Fig. 4. Therapeutic effect of C20 in combination with ICI in two different schedules of vaccination.

a Balb/c mice were inoculated s.c. with CT26 cells and treated with C20 and ICI starting from day 2 as depicted in the experimental scheme. Tumor volume and survival curve. b, c Balb/c mice were inoculated s.c. with CT26 cells and treated with ICI and NCV according to the experimental scheme. b Tumor (50–100 mm³) bearing mice were randomized at day 6 and treated with αCTLA-4 and vaccinated with C20 the day after. The treatment was repeated weekly as described in the scheme. b Tumor volume measurements and survival curve. This experiment was conducted only once (C) CT26 tumor growth in CD4 or CD8 depleted mice treated as in panel (b). This experiment was repeated twice with similar results. Six animals per group were utilized with the error bars representing the s.e.m. Significance was determined using Mann–Whitney and Log-rank (Mantel–Cox) test **p < 0.01 ***p < 0.001.

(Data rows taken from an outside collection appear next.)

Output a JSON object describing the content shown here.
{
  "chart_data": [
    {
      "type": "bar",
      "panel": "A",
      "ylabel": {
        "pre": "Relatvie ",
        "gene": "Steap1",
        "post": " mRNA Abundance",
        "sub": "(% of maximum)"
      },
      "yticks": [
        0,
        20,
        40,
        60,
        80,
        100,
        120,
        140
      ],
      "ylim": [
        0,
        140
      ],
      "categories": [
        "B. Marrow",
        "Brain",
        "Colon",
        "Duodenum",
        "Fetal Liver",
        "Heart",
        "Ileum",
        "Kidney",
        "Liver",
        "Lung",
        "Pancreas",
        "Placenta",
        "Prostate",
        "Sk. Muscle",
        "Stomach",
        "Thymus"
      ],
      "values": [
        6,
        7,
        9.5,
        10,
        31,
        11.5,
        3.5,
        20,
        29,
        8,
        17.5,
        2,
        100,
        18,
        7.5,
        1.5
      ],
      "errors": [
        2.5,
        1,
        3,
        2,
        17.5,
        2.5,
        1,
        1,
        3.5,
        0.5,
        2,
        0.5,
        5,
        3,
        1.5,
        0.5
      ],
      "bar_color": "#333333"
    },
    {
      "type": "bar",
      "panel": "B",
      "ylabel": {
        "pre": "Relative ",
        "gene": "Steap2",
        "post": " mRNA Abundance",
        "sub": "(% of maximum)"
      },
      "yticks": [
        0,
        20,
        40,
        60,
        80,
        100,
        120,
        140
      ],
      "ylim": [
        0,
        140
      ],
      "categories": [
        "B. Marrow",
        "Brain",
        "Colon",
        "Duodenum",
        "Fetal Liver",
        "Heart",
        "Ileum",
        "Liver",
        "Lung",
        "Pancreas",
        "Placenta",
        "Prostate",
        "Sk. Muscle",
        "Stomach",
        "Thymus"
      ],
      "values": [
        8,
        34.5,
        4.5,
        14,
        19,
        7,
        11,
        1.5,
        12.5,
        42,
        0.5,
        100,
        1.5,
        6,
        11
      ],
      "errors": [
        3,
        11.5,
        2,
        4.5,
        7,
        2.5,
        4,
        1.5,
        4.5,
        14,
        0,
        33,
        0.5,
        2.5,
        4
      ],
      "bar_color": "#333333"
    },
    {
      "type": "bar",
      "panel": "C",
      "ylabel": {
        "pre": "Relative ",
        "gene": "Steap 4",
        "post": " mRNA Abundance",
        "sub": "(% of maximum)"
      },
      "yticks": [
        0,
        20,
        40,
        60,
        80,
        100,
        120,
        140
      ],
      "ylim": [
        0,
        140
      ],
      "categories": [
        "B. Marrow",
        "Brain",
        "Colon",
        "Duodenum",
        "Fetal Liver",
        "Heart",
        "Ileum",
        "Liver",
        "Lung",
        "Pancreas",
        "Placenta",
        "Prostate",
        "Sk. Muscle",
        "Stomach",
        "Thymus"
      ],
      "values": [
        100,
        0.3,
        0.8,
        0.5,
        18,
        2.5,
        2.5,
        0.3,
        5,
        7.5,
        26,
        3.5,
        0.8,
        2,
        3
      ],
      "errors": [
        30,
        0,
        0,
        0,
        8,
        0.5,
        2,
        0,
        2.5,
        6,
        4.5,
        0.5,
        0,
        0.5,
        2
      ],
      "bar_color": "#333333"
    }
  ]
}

Fig. 5. CD8⁺IFNγ⁺ response increased in αCTLA-4 + C20-IM treated mice.

Tumor-bearing mice were treated as described in the experimental scheme and neoantigen-specific immune response was analyzed by FC in the peripheral blood one week after the last treatment (on day 28). Production of IFNγ and TNFα by CD4⁺ and CD8⁺ T cells was measured by FC using the gating strategy depicted in Supplementary Fig. 2 upon restimulation with the pool of neoantigen peptides listed in Table 2. This experiment was conducted twice with similar results. Each symbol represents an individual sample (n = 6). Significance was determined using Mann–Whitney test, *p < 0,05 **p < 0.01.

Fig. 6. C20 and αCTLA-4 increased neoantigen-specific CD8 and switched B cells.

On day twenty, nine mice per group were sacrificed and tumors and splenocytes were analyzed by FC using the gating strategy depicted in Supplementary Fig. 2. a Frequency of E2f8 neoantigen-specific response was measured using the specific dextramer (Dx+) gated on CD45⁺CD3⁺ CD8⁺ in live cells. b Treg population (CD25⁺Foxp3⁺) were gated on CD45⁺CD3⁺CD4⁺ in live cells and expressed as ratio with DX⁺ cells (c). d Switched B cells were identified as CD19⁺IgG⁺ cells and gated on CD45⁺CD3⁺ in live cells. Nine animals per group were utilized and each symbol represents an individual sample. Significance was determined using Mann–Whitney test *p < 0.05 **p < 0.01 ***p < 0.001 ****p < 0.0001.